Ora, immagina di voler fare esperienza, seguendo l’insegnamento di Descartes, del tuo corpo come una macchina. Potresti cominciare dal respiro e osservarlo, seguirlo nella sua dinamica, sentirlo entrare nei polmoni e considerare il movimento intero della respirazione come un processo meccanico. Potresti considerare allo stesso modo le sensazioni. Potresti analizzare il corpo nelle sue parti, esattamente come se smontassi un automa per vedere come è fatto. Potresti, in altri termini, fare meditazione vipassana.

Molti ritengono che la meditazione serva a vivere con più intensità. Ad essere presenti in qualsiasi atto. A bere con consapevolezza il proprio tè. È una interpretazione affascinante, ma temo che non sia proprio ciò che intendeva il Buddha quando ha insegnato la pratica.

Abbiamo incontrato il termine nibbida. Si traduce con “disincanto”, ma il termine pali include anche l’idea del disgusto. Ora, il Buddha sostiene che è questo disgusto-disincanto che dobbiamo provare riguardo al nostro corpo. Ma nella meditazione si va oltre il corpo. Dopo le sensazioni, dopo le parti del corpo si giunge alla mente e agli oggetti mentali. Colui che medita scopre che non solo il corpo, ma anche la mente è un meccanismo. La res cogitans non è spirito, non è di origine divina; è un flusso, un campo di processi che sorgono e svaniscono, un gioco di forze non diverso dalla materia. E non diversamente dalla materia, possiamo considerarlo con distacco e con una punta di disgusto. Il mio corpo è un insieme di processi naturali che sorgono e cessano, la mia mente è un insieme di processi naturali che sorgono e cessano. Questo sono io. Ma sono davvero io? Se qualcuno portasse via dell’erba dal bosco in cui ci troviamo, voi pensereste che porta via qualcosa di vostro?, chiede un giorno il Buddha ai suoi monaci nel boschetto prediletto. No, rispondono loro. Il bosco non è nostro. Bene, replica il Buddha. Pensate allo stesso modo del vostro corpo, delle vostre sensazioni, della vostra mente. “Tutto ciò che non è vostro abbandonatelo”.1 Meditare vuol dire al tempo stesso entrare in contatto e abbandonare. Verificare che il corpo, le sensazioni, la mente sono processi che sorgono e cessano, e che non non siamo quei processi.
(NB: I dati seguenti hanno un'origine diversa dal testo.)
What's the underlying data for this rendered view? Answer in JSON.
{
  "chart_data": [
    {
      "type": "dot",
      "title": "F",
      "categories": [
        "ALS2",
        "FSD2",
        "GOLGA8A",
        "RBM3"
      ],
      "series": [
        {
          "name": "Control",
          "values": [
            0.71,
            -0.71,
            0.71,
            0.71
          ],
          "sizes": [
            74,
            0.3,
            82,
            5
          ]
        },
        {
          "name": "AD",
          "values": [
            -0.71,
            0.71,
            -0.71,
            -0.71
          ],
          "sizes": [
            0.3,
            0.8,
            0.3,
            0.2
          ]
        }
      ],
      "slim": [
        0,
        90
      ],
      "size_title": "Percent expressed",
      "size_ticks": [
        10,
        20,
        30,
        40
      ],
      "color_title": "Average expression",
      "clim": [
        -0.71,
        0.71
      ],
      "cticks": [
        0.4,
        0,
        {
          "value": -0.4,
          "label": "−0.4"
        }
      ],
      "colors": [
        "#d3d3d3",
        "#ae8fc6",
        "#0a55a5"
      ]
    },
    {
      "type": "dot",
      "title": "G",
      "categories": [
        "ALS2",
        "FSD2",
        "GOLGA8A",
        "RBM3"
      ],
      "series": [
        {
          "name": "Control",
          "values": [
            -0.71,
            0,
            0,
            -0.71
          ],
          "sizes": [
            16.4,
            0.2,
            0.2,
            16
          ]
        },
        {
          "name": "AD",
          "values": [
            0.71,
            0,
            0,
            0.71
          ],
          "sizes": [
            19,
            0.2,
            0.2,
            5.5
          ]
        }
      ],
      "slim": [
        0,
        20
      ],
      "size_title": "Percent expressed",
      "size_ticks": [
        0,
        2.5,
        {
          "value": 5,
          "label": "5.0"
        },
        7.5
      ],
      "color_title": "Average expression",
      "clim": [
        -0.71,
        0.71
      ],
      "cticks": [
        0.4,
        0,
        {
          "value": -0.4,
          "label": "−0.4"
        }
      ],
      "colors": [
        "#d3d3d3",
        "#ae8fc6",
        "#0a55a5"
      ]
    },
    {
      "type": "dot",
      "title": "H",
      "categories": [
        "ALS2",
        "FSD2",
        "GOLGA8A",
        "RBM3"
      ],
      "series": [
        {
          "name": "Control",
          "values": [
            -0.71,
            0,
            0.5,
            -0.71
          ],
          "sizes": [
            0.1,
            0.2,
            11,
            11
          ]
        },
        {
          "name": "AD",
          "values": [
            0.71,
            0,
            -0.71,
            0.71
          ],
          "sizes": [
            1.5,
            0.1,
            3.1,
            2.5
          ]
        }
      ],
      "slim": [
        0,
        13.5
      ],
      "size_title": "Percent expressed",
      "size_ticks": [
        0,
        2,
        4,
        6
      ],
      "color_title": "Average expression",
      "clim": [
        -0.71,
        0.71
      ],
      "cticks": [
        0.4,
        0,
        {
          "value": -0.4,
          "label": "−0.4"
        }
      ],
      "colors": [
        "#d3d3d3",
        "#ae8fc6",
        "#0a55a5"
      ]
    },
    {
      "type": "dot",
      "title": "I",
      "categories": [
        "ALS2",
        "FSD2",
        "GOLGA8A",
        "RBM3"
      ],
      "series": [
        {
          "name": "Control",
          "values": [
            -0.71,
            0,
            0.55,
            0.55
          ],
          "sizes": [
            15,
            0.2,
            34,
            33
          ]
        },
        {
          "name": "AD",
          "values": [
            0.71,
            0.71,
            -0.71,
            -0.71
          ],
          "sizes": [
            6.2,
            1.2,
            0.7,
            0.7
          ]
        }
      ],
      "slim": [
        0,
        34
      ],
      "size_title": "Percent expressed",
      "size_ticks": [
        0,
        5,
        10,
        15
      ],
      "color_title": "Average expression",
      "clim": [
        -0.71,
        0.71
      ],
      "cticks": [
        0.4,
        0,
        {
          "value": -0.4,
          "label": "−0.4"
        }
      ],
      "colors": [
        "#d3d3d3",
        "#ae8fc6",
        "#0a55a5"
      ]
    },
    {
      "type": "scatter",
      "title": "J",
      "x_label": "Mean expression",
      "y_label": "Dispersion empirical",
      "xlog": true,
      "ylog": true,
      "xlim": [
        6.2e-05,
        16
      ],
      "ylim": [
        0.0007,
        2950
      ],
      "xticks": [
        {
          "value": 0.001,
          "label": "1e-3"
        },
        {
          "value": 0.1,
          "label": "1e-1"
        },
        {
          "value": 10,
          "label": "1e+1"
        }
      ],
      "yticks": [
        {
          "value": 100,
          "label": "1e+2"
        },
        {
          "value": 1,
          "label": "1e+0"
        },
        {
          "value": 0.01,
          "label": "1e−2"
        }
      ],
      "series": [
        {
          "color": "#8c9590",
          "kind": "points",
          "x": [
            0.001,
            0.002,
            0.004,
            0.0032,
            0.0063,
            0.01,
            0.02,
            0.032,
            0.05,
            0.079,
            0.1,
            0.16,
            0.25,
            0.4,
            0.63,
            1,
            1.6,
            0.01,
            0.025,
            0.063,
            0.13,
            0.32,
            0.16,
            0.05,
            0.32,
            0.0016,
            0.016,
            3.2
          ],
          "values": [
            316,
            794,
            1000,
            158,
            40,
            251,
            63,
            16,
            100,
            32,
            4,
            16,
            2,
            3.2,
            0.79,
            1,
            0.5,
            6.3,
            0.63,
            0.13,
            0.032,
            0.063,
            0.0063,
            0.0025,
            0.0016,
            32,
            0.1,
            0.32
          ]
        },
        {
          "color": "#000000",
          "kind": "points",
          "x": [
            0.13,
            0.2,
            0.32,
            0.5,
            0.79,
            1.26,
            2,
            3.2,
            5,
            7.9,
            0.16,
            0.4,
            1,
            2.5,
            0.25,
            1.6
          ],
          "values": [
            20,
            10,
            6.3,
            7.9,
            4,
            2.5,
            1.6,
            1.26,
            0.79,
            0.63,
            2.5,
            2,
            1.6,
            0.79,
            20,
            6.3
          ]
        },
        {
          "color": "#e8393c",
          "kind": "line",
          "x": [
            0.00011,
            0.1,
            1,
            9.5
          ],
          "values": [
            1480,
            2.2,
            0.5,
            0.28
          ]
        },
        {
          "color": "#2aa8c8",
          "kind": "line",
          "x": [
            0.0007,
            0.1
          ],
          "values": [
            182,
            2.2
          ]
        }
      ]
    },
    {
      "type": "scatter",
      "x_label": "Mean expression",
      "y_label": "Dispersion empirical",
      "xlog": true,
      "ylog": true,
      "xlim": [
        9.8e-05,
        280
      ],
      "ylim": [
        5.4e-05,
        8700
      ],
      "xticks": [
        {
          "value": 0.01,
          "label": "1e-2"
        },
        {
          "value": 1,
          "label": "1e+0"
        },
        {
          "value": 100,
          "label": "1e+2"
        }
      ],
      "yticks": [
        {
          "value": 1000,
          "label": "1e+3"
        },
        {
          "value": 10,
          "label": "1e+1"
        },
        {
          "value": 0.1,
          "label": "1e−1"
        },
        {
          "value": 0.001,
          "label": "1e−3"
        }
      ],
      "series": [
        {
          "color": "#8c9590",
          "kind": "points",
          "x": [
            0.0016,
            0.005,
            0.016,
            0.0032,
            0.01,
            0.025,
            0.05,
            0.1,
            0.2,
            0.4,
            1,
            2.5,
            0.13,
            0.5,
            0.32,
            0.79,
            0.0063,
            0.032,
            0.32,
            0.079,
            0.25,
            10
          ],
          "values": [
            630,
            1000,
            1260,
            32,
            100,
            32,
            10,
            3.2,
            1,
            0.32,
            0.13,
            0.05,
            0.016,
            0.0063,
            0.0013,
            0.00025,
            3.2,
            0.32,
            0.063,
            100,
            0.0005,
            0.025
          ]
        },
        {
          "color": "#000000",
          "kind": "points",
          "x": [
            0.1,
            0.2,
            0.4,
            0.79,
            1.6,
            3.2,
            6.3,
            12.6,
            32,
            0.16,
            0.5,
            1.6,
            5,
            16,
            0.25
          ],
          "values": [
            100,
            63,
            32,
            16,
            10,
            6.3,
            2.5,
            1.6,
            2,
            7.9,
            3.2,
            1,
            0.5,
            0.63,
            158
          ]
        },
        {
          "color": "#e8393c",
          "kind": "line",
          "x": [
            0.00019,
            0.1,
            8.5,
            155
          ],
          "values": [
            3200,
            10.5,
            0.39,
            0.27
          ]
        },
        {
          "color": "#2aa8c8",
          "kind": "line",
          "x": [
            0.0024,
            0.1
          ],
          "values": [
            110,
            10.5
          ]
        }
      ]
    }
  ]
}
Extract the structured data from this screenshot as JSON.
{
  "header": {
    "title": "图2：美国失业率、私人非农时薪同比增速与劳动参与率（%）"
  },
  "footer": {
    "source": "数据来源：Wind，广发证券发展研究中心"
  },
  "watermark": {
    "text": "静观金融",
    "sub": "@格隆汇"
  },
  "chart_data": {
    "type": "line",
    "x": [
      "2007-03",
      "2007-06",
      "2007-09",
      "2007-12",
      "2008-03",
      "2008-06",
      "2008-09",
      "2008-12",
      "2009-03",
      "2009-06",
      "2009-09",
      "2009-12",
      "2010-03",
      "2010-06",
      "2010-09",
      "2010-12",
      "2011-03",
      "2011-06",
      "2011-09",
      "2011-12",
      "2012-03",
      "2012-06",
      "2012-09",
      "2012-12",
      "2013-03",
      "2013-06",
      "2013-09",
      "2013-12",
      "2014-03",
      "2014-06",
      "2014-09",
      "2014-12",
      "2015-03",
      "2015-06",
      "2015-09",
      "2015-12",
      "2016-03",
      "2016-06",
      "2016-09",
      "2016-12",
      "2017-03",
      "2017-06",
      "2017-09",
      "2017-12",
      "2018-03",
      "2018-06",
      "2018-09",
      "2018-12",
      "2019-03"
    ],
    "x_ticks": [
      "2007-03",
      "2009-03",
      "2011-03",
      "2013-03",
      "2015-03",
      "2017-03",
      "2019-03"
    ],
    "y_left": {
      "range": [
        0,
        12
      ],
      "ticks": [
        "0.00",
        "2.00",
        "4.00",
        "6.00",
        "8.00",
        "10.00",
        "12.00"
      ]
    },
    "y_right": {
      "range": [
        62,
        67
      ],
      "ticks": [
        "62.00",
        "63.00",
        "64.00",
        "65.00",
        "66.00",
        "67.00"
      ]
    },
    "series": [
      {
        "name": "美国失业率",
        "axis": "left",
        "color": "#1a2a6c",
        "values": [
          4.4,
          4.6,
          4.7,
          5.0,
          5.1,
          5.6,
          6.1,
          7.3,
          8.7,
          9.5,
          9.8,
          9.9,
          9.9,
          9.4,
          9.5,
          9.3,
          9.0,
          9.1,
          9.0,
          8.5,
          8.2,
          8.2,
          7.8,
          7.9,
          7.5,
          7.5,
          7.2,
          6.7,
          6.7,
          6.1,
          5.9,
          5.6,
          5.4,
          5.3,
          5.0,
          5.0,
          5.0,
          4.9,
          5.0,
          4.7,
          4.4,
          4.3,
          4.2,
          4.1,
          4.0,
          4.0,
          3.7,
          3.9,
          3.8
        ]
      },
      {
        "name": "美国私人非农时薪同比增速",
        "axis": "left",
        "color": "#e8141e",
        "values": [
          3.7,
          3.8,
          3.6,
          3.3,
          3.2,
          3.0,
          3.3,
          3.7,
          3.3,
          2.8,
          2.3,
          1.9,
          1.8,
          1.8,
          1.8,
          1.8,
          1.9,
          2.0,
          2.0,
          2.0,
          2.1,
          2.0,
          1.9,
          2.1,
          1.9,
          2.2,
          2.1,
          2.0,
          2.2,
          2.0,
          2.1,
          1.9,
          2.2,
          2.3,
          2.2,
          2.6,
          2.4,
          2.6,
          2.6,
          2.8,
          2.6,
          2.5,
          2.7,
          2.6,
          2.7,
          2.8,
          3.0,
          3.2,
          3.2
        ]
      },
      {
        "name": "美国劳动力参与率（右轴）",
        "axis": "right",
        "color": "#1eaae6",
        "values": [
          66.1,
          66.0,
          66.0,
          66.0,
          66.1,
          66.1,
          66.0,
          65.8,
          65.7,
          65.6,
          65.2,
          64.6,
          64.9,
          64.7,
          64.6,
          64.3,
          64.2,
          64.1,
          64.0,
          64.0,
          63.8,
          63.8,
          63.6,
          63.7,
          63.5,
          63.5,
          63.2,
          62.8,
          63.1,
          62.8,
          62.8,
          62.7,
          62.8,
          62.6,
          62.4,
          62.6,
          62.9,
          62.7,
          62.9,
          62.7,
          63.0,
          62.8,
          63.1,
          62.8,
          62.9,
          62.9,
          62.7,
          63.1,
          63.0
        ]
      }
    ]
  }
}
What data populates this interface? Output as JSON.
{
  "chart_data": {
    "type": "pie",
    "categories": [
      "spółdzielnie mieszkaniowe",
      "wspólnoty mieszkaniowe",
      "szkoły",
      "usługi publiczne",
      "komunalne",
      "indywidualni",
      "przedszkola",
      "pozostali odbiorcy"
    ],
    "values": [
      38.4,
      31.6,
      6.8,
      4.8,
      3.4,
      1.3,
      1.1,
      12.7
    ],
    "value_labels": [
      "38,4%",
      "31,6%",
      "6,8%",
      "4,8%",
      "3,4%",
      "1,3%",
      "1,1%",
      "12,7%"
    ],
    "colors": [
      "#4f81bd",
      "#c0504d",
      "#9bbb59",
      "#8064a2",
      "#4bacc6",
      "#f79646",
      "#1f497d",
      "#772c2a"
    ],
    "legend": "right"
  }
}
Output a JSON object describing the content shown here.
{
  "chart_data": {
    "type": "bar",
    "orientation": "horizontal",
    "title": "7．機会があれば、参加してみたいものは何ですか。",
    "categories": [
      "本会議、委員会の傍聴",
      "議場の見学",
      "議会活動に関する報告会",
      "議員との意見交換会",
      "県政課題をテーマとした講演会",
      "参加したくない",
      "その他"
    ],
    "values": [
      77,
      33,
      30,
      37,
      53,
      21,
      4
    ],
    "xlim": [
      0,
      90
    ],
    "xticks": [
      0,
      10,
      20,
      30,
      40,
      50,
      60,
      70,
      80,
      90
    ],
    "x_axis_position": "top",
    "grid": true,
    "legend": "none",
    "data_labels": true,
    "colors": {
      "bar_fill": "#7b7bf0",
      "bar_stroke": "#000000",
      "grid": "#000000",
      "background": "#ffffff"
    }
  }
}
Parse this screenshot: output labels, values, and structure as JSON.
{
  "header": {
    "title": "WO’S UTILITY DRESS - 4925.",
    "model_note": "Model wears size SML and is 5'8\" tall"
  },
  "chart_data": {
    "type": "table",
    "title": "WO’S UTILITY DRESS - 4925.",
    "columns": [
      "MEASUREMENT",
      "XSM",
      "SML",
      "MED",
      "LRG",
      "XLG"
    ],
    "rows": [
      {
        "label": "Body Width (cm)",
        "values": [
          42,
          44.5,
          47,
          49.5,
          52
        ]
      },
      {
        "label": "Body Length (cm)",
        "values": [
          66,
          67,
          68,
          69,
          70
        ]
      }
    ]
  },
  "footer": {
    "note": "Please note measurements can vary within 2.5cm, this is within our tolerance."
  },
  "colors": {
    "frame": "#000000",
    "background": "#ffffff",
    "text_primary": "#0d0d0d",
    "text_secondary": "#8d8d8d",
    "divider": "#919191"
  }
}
Resta una domanda: chi è che abbandona? Chi è che considera il corpo, le sensazioni e la mente come qualcosa che non gli appartiene? Chi è che si libera? È una domanda destinata a restare senza risposta. Se dessimo una risposta, se trovassimo un nome per questo osservatore disgustato, avremmo una nuova cosa da abbandonare.

  1. Alagaddupamasutta, Majjhima Nikaya, 22, in RB1, p. 248.